The risks are substantial. Revenue is intermittent and currently absent, profitability is poor, and cash flows are heavily negative. The balance sheet shows no cash, high short‑term obligations, and negative equity, which together raise serious questions about ongoing viability. Competition in edtech is fierce, while the company’s heavy reliance on digital assets and an unconventional treasury strategy adds exposure to crypto market swings and regulatory uncertainty. Execution risk across technology, operations, and finance is very high.

Outlook

The forward picture is highly uncertain and skewed toward execution and solvency risk. On one side, KIDZ has an ambitious pipeline of AI, blockchain, and robotics initiatives that, if brought to market and adopted, could reposition the company as a differentiated player in K‑12 education.

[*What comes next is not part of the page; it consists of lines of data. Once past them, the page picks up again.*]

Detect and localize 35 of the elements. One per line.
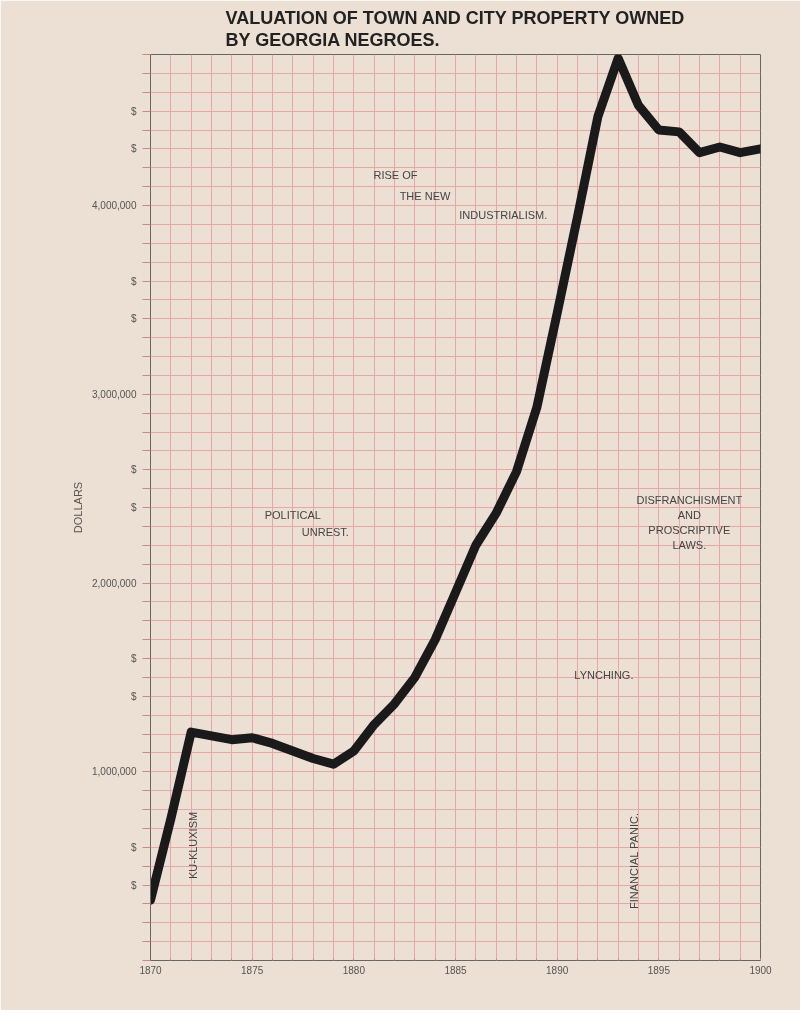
x-tick-label: 1880	[342, 964, 366, 976]
y-tick-label: $	[130, 464, 137, 476]
y-tick-label: $	[130, 690, 137, 702]
y-tick-label: $	[130, 879, 137, 891]
y-tick-label: $	[130, 143, 137, 155]
x-tick-label: 1900	[749, 964, 773, 976]
annotation: LAWS.	[672, 539, 707, 552]
y-tick-label: 2,000,000	[92, 577, 137, 589]
annotation: THE NEW	[399, 190, 451, 203]
annotation: RISE OF	[373, 169, 418, 182]
y-tick-label: $	[130, 653, 137, 664]
annotation: KU-KLUXISM	[187, 811, 200, 880]
x-tick-label: 1885	[444, 964, 468, 976]
annotation: PROSCRIPTIVE	[648, 524, 731, 537]
x-tick-label: 1895	[647, 964, 671, 976]
y-tick-label: $	[130, 275, 137, 287]
y-tick-label: $	[130, 841, 137, 853]
y-tick-label: $	[130, 105, 137, 117]
y-tick-label: 4,000,000	[92, 200, 137, 211]
annotation: FINANCIAL PANIC.	[628, 813, 641, 910]
y-tick-label: $	[130, 502, 137, 513]
annotation: LYNCHING.	[574, 669, 634, 682]
y-axis-title: DOLLARS	[72, 481, 85, 534]
y-tick-label: 3,000,000	[92, 388, 137, 400]
y-tick-label: $	[130, 313, 137, 325]
annotation: AND	[677, 509, 701, 522]
y-tick-label: 1,000,000	[92, 766, 137, 778]
x-tick-label: 1870	[139, 964, 163, 976]
annotation: INDUSTRIALISM.	[459, 208, 548, 221]
x-tick-label: 1875	[241, 964, 264, 976]
chart-title: VALUATION OF TOWN AND CITY PROPERTY OWNED BY GEORGIA NEGROES.	[225, 7, 685, 50]
annotation: DISFRANCHISMENT	[636, 493, 743, 506]
x-tick-label: 1890	[546, 964, 569, 976]
annotation: UNREST.	[301, 526, 349, 539]
annotation: POLITICAL	[264, 509, 321, 522]
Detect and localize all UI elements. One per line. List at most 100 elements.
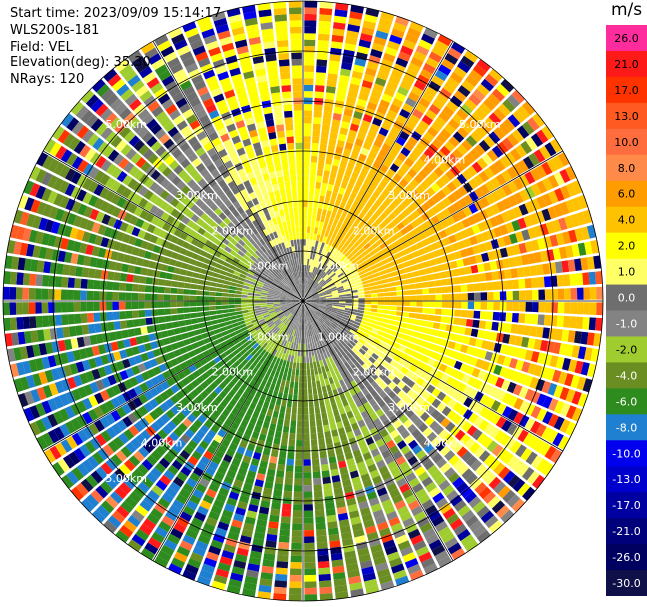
velocity-gate bbox=[227, 380, 236, 389]
velocity-gate bbox=[382, 198, 392, 207]
velocity-gate bbox=[387, 372, 396, 381]
velocity-gate bbox=[332, 302, 340, 305]
velocity-gate bbox=[287, 305, 294, 309]
velocity-gate bbox=[521, 336, 530, 348]
velocity-gate bbox=[378, 127, 389, 137]
velocity-gate bbox=[307, 278, 311, 285]
velocity-gate bbox=[236, 547, 249, 557]
velocity-gate bbox=[459, 229, 469, 239]
velocity-gate bbox=[325, 328, 332, 334]
velocity-gate bbox=[473, 416, 484, 428]
velocity-gate bbox=[409, 229, 418, 238]
velocity-gate bbox=[195, 147, 206, 157]
velocity-gate bbox=[234, 401, 243, 410]
velocity-gate bbox=[157, 497, 171, 509]
velocity-gate bbox=[431, 436, 442, 447]
velocity-gate bbox=[189, 301, 197, 307]
velocity-gate bbox=[475, 463, 487, 476]
velocity-gate bbox=[87, 133, 100, 147]
velocity-gate bbox=[427, 464, 439, 476]
velocity-gate bbox=[341, 398, 349, 407]
velocity-gate bbox=[424, 175, 435, 186]
velocity-gate bbox=[243, 482, 253, 492]
velocity-gate bbox=[151, 531, 165, 544]
velocity-gate bbox=[158, 278, 166, 286]
velocity-gate bbox=[213, 574, 228, 585]
velocity-gate bbox=[330, 125, 340, 134]
velocity-gate bbox=[396, 371, 405, 380]
velocity-gate bbox=[185, 528, 199, 540]
velocity-gate bbox=[474, 292, 481, 301]
velocity-gate bbox=[313, 303, 320, 306]
velocity-gate bbox=[326, 318, 333, 324]
velocity-gate bbox=[405, 119, 417, 130]
velocity-gate bbox=[151, 316, 160, 325]
velocity-gate bbox=[209, 310, 217, 316]
velocity-gate bbox=[248, 222, 255, 230]
velocity-gate bbox=[413, 174, 424, 184]
velocity-gate bbox=[294, 294, 300, 299]
velocity-gate bbox=[285, 340, 290, 348]
velocity-gate bbox=[435, 256, 444, 265]
velocity-gate bbox=[218, 381, 227, 390]
velocity-gate bbox=[490, 190, 501, 202]
velocity-gate bbox=[553, 203, 564, 217]
velocity-gate bbox=[29, 405, 41, 420]
velocity-gate bbox=[42, 315, 50, 328]
velocity-gate bbox=[197, 534, 211, 545]
velocity-gate bbox=[395, 363, 404, 371]
velocity-gate bbox=[360, 120, 371, 129]
velocity-gate bbox=[213, 434, 224, 444]
velocity-gate bbox=[532, 302, 539, 313]
velocity-gate bbox=[393, 157, 403, 168]
velocity-gate bbox=[287, 354, 292, 362]
velocity-gate bbox=[441, 406, 452, 417]
velocity-gate bbox=[257, 338, 264, 345]
velocity-gate bbox=[430, 377, 440, 387]
velocity-gate bbox=[366, 61, 379, 71]
velocity-gate bbox=[333, 227, 340, 235]
velocity-gate bbox=[484, 515, 499, 529]
velocity-gate bbox=[304, 504, 313, 511]
velocity-gate bbox=[191, 450, 202, 461]
velocity-gate bbox=[284, 477, 293, 485]
velocity-gate bbox=[393, 22, 407, 33]
velocity-gate bbox=[315, 327, 320, 334]
velocity-gate bbox=[273, 298, 280, 300]
velocity-gate bbox=[176, 238, 185, 247]
velocity-gate bbox=[332, 112, 342, 121]
velocity-gate bbox=[456, 371, 465, 381]
velocity-gate bbox=[177, 169, 188, 180]
velocity-gate bbox=[164, 398, 175, 409]
velocity-gate bbox=[313, 201, 319, 208]
velocity-gate bbox=[235, 311, 243, 315]
velocity-gate bbox=[106, 426, 117, 439]
velocity-gate bbox=[64, 168, 76, 182]
velocity-gate bbox=[73, 140, 86, 155]
velocity-gate bbox=[450, 494, 463, 507]
velocity-gate bbox=[108, 331, 117, 342]
velocity-gate bbox=[397, 390, 406, 399]
velocity-gate bbox=[495, 213, 505, 225]
velocity-gate bbox=[165, 272, 174, 280]
velocity-gate bbox=[311, 290, 317, 295]
velocity-gate bbox=[506, 455, 519, 469]
velocity-gate bbox=[415, 142, 427, 153]
velocity-gate bbox=[277, 464, 285, 472]
velocity-gate bbox=[328, 138, 337, 146]
velocity-gate bbox=[376, 521, 389, 531]
velocity-gate bbox=[276, 424, 283, 432]
velocity-gate bbox=[474, 482, 487, 495]
velocity-gate bbox=[387, 319, 395, 325]
velocity-gate bbox=[331, 559, 344, 568]
velocity-gate bbox=[415, 289, 423, 295]
velocity-gate bbox=[376, 313, 384, 318]
velocity-gate bbox=[237, 345, 245, 352]
velocity-gate bbox=[383, 207, 392, 216]
velocity-gate bbox=[176, 438, 187, 449]
velocity-gate bbox=[206, 163, 217, 173]
velocity-gate bbox=[220, 364, 228, 373]
velocity-gate bbox=[311, 220, 316, 228]
velocity-gate bbox=[313, 302, 320, 304]
velocity-gate bbox=[94, 392, 104, 405]
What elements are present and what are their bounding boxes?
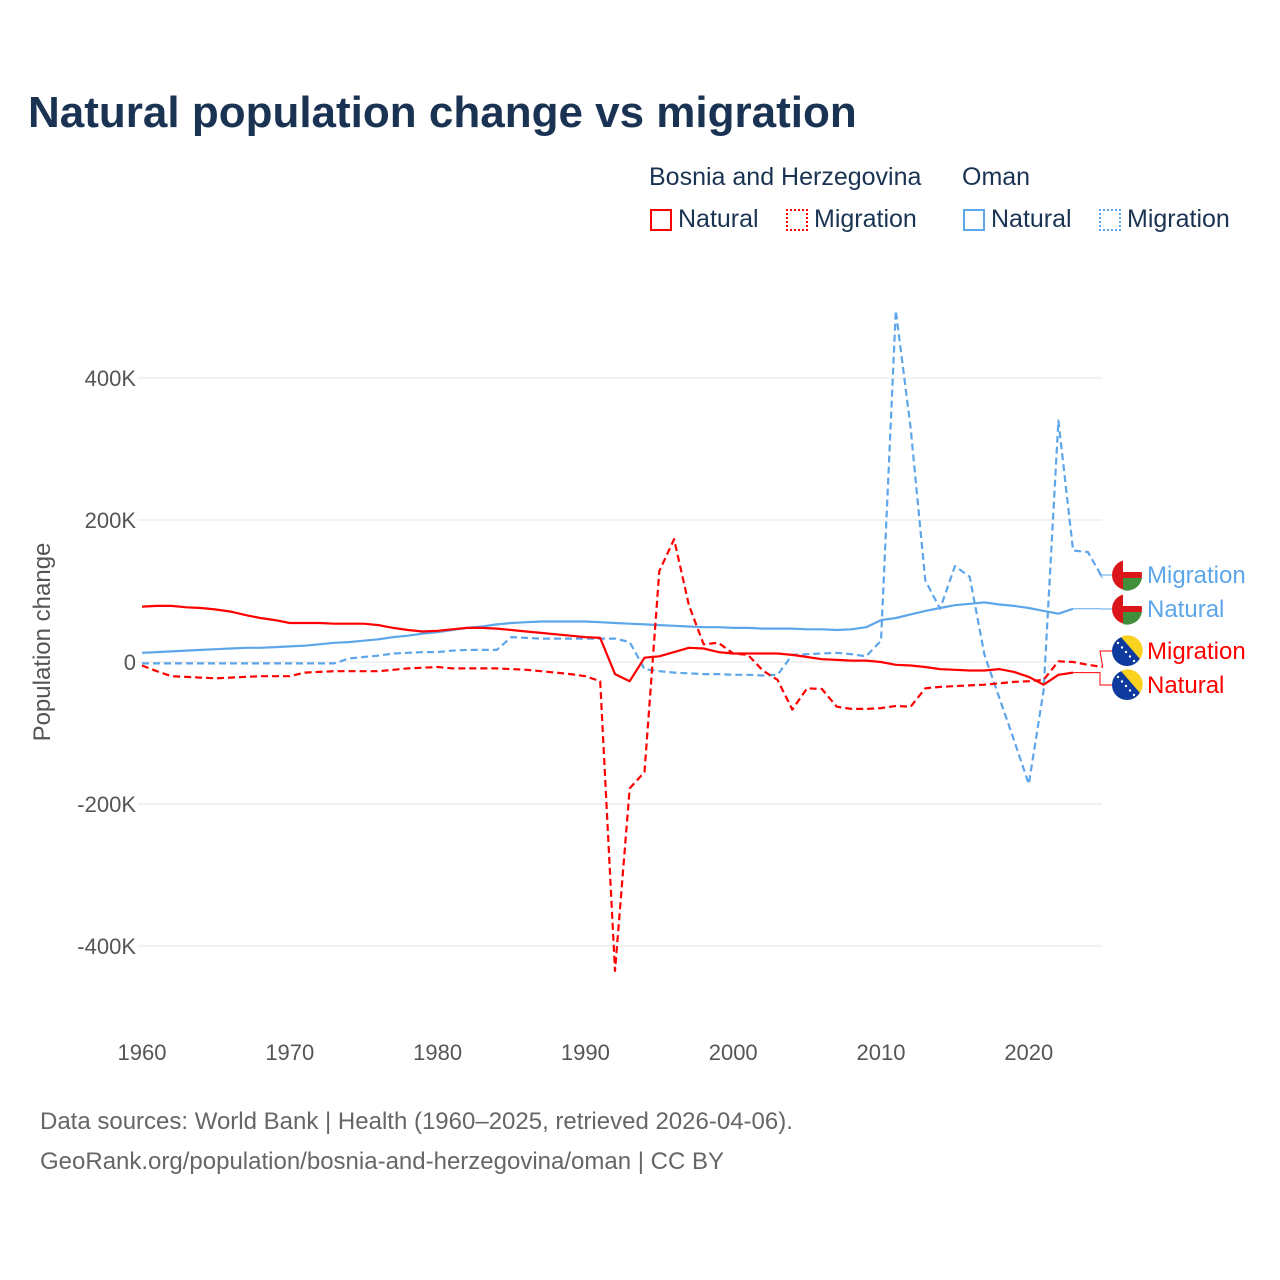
y-tick-label: 400K xyxy=(85,366,137,391)
y-tick-label: 200K xyxy=(85,508,137,533)
label-connector xyxy=(1098,574,1112,579)
flag-star xyxy=(1116,641,1120,645)
series-end-label: Migration xyxy=(1147,638,1246,665)
bosnia-flag-icon xyxy=(1112,669,1143,700)
legend-label: Migration xyxy=(814,205,917,233)
legend-group-bosnia: Bosnia and Herzegovina xyxy=(649,163,922,191)
flag-green xyxy=(1123,578,1142,591)
x-tick-label: 1980 xyxy=(413,1040,462,1065)
y-axis-label: Population change xyxy=(29,543,56,742)
legend-group-oman: Oman xyxy=(962,163,1031,191)
legend-label: Natural xyxy=(678,205,759,233)
series-line-natural xyxy=(141,604,1074,686)
flag-star xyxy=(1132,693,1136,697)
x-tick-label: 1960 xyxy=(118,1040,167,1065)
flag-star xyxy=(1124,650,1128,654)
x-tick-label: 2020 xyxy=(1004,1040,1053,1065)
flag-star xyxy=(1128,655,1132,658)
legend-swatch-dotted-blue xyxy=(1099,208,1121,231)
flag-white xyxy=(1123,559,1142,572)
flag-white xyxy=(1123,593,1142,606)
oman-flag-icon xyxy=(1112,559,1142,591)
x-tick-label: 1990 xyxy=(561,1040,610,1065)
flag-star xyxy=(1124,684,1128,688)
bosnia-flag-icon xyxy=(1112,635,1143,666)
legend-swatch-solid-blue xyxy=(963,208,985,231)
series-line-natural xyxy=(141,601,1074,654)
flag-yellow xyxy=(1121,669,1143,693)
y-tick-label: 0 xyxy=(124,650,136,675)
footer-sources: Data sources: World Bank | Health (1960–… xyxy=(40,1108,793,1135)
legend-bih-migration[interactable]: Migration xyxy=(786,205,917,234)
series-end-label: Natural xyxy=(1147,596,1224,623)
flag-star xyxy=(1132,659,1136,663)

On the other, its current financial trajectory—no revenue, negative cash flow, and a strained balance sheet—suggests that turning this vision into a stable, cash‑generating business will be challenging. Any future path will likely hinge on successful product launches, strong user adoption, and access to additional funding, all amid a volatile competitive and regulatory landscape.